Ostatnio mówię cały czas o jesieni, jesiennych trendach, a i tak człowiek jeszcze wspomina lato i pewnie większość marzy o powrocie słońca, smażeniu się na brąz i błogim nic nie robieniu. Dlatego dziś pokażę wam takie „sztuczne słońce”, czyli brązer. Powiem wam, że brązer trzeba umieć używać i nie jest to najłatwiejszy kosmetyk do stosowania. Można nim wymodelować twarz, nadać efekt delikatnej opalenizny, ale bardzo łatwo też zrobić sobie elegancką plamę, trudną do roztarcia. Długo nie mogłam znaleźć dla siebie dobrego brązera. Perełki brązujące mnie irytowały, a wiele z nich sprawiało kłopot z plamami. Poza tym, chciałam matowy, a nie z drobinkami złota – jest bardziej uniwersalny, a „ozłocić” się zawsze można np. cieniem ;-). Miałam nadzieję upolować brązer wyglądający jak tabliczka czekolady z Bourjois (Delice de Poudre). Wiele dobrego słyszałam o brązerze Chanel i Gurlain. Zamiast tego któregoś dnia przeglądając katalog Oriflame zobaczyłam ten oto brązer i powiem, że wbrew moim obawom to było to. Kolor to średni, naturalny brąz, nie robi plam (nakładam go pędzlem do konturowania) i daje bardzo ładny, naturalny, matowy efekt.

Hi,

Lately all I do is talking about autumn and autumn trends, when people can’t forget about summer and most of you miss the sun, lying on the beach or doing nothing at all. Today I’ll show you kind of  “fake sun” – a bronzer. First thing that I should tell you about this product – you have to know a way to use it and second - it’s not the easiest product to use.

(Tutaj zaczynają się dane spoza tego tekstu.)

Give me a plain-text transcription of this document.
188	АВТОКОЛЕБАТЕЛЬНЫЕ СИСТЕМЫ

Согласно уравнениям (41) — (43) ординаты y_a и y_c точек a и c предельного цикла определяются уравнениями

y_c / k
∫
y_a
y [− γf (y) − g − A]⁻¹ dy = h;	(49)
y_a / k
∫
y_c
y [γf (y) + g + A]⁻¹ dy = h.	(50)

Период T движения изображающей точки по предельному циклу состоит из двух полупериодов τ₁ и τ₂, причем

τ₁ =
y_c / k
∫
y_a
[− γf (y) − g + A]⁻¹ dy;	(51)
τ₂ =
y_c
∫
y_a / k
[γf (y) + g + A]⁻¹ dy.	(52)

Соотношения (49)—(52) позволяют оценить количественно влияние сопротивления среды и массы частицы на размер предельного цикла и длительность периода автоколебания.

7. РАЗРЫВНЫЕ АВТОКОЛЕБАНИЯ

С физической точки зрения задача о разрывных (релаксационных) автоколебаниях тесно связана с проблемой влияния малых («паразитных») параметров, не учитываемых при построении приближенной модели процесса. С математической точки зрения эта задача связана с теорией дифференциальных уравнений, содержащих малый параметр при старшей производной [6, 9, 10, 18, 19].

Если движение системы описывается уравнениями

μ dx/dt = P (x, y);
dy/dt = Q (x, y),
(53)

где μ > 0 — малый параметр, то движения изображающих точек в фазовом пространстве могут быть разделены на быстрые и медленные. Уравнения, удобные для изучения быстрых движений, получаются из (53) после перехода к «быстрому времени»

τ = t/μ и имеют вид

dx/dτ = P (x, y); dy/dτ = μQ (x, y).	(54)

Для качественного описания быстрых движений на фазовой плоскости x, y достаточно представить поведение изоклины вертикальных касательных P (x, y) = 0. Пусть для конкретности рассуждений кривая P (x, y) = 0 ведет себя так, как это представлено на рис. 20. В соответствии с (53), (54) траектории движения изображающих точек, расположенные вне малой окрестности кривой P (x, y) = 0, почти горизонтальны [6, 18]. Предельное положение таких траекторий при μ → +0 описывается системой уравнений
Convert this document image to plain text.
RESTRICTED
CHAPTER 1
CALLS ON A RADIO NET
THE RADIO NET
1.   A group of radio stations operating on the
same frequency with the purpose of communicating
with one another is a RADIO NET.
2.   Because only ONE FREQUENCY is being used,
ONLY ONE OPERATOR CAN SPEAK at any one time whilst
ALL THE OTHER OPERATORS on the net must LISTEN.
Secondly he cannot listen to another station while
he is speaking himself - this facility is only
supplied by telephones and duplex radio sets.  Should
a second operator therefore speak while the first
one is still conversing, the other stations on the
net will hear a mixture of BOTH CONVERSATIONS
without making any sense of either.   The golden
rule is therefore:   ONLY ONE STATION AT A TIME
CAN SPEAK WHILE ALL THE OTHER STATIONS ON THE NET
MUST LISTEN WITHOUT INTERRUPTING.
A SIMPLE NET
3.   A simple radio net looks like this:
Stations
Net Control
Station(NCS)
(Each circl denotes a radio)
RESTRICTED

You can conture face with it, get tan but on the other side it’s very easy to make a stain on your face, which is hard to smudge. I was searching for good bronzer for me for very long time. Bronzing Pearls irritates me and a lot of them was hard to use because of stains. Second problem – I wanted matt one – not shimmering or sparkling in gold for example. I think it’s more universal. You can always make it shine with gold eyeshadow ;-) I was thinking about buying Bourjois Delice de Poudre bronzer, which look like a bar of chocolate. I have heard a lot good comments about Chanel bronzer or Guerlain Terracotta Bronzing powder. Then one day, when I was looking at Oriflame catalouge, I saw this one and I bought it. I was afraid that this one will be no good like others, but it was good. Colour is medium natural bronz, it don’t left any stains (I use my contour brush to apply it) and it gives very natural look.




Wszystkie zdjęcia w świetle dziennym, ale aparat tak to widział.../ All the pictures was made in daylight, but a camera took it like that....



Co o tym myślicie?/What do you think about it?

Black Cat (Kate)
Related Posts Plugin for WordPress, Blogger...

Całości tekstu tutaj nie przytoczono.